Vi è però un aspetto del contributo di Christopher Tolkien al legendarium tolkieniano al quale, forse, non è stata ancora resa giustizia come meriterebbe: si tratta della sua opera cartografica. Non tutti infatti sanno che fu lui l’autore delle mappe più celebri pubblicate unitamente ai libri, a partire dalla celeberrima carta della Terra di Mezzo fino a quelle, in scala maggiore, della Contea e di Gondor accanto a Mordor, per chiudere il cerchio con la mappa del Beleriand a corredo del Silmarillion. Se infatti John Ronald Reuel si limitava a tratteggiare schizzi che aiutassero nel redigere le storie, ma non riuscendo mai a dedicarvisi al punto da ottenere quel risultato esauriente e dettagliato che il suo occhio esigente avrebbe voluto raggiungere, Christopher vi si dedicò con maggior cura e, per quanto egli stesso confessò di non essere riuscito a evitare inesattezze ed errori ortografici, suo padre ne fu alquanto soddisfatto. Arrivò infatti a esternare una certa irritazione quando Christopher dovette recarsi in Sud Africa per il suo addestramento nei quadri della RAF, non potendo quindi dedicarsi ai ritocchi cartografici, dei quali parlò con ammirazione a N. Mitchison in un’altra delle sue lettere. Tutto questo, assieme ad altri interessanti dettagli sulle carte, è stato oggetto di una bella ricostruzione a opera di J. Crowe in un articolo su tor.com redatto a pochi giorni dalla notizia della morte di Christopher Tolkien, articolo che da solo meriterebbe a sua volta un ampio approfondimento.

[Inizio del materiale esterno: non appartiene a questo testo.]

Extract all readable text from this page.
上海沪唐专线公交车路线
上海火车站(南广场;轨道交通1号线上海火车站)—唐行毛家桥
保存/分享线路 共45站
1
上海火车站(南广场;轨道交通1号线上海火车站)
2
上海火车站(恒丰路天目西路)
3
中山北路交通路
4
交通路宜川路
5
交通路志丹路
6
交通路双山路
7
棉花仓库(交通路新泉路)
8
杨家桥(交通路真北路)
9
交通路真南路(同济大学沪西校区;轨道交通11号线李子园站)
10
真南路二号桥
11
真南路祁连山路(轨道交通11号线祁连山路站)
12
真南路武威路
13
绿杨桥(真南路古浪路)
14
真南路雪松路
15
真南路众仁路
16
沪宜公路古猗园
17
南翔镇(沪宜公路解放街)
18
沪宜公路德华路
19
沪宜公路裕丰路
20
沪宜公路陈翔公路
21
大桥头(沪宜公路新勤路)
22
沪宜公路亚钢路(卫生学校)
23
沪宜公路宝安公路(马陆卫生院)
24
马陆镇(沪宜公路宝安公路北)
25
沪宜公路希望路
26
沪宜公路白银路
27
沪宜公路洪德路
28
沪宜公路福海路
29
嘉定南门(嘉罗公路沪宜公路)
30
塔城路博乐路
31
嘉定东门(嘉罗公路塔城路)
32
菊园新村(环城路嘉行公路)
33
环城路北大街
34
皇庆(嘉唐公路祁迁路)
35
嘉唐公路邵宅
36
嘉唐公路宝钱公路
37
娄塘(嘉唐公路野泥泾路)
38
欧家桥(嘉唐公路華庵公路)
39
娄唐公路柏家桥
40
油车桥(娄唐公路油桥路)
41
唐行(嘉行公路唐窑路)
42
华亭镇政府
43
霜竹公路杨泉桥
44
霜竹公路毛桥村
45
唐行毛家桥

Non resta dunque che lasciare spazio agli articoli, ancora consultabili su Tolkien Italia, i quali però trovano un senso maggiormente compiuto in questa monografia. Essa punta a collocare nella meritata evidenza colui che ha reso possibile conoscere a fondo uno dei più grandiosi cicli narrativi di sempre, cui egli stesso si è dedicato apportando un prezioso contributo e in cui è giunta ai giorni nostri la magia di un circolo letterario privato tra i più suggestivi mai costituitisi: quello degli Inklings.